During a process called lysosomal exocytosis, neurons release protein waste that they cannot break down and recycle. This discovery, published in Nature Communications, may solve one of the mysteries of Parkinson's disease.

Parkinson's disease is a disease characterized by the death of neurons in a characteristic pattern of spreading through the brain. This disease causes hand tremors, muscle stiffness, slowed gait and other movement disorders. However, it also affects a wide range of areas of the brain, resulting in many different symptoms, including dementia in its later stages. 

Scientists have already discovered that neuronal death in Parkinson's disease follows the spread of abnormal aggregates of alpha-synuclein, a neuronal protein, in the brain. This spread is a process similar to infection, in which the aggregates induce normal alpha-synuclein to attach to them and, as they increase, break up into smaller aggregates that continue to spread. 

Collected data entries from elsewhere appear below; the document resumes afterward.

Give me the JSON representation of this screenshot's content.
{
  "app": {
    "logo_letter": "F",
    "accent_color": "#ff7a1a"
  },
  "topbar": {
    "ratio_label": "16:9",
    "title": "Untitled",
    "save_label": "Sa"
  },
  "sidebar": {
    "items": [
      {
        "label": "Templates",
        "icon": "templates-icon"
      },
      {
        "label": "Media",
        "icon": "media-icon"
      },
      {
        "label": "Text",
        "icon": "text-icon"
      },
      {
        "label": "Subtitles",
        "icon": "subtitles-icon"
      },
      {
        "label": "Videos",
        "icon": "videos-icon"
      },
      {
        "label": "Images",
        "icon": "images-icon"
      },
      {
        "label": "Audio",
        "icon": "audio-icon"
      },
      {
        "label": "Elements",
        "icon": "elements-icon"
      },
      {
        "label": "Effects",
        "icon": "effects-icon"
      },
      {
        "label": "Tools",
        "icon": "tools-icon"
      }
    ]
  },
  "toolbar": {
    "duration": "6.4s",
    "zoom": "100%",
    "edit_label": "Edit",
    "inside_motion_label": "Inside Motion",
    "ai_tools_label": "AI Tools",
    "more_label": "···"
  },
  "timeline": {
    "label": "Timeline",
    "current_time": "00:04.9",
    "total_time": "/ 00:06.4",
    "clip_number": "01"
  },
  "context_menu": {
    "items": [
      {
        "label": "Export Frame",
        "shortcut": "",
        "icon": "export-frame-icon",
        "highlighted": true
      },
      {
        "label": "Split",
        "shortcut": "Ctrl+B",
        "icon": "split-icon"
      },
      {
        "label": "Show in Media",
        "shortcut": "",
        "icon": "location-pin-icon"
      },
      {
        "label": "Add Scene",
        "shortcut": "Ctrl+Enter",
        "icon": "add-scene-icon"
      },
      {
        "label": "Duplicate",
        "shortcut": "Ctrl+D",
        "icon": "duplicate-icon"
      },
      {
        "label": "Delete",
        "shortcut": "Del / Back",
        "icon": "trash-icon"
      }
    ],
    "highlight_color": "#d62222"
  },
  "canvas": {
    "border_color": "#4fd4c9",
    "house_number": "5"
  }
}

In the new study, scientists found that aggregates of alpha-synuclein, which can spread and cause neurodegeneration, originate in neurons. These aggregates accumulate in capsule-like waste containers in cells called lysosomes.

Lysosomes contain enzymes that can break down proteins and other molecular wastes into their component parts, essentially digesting and recycling them. But researchers have found that aggregates of alpha-synuclein, which are bound together by strong bonds into a tightly fitting layered structure called "amyloid," are poorly broken down in lysosomes: instead, they are often simply ejected from neurons. In this process, the lysosome moves to the cell membrane and fuses with it, and the contents of the lysosome are unloaded without any cleavage, into the fluid surrounding the cell. 

In further experiments, the researchers also showed that by reducing the rate of this process they could reduce the apparent concentration of aggregates capable of spreading. This, the researchers say, paves the way for future treatments for Parkinson's disease.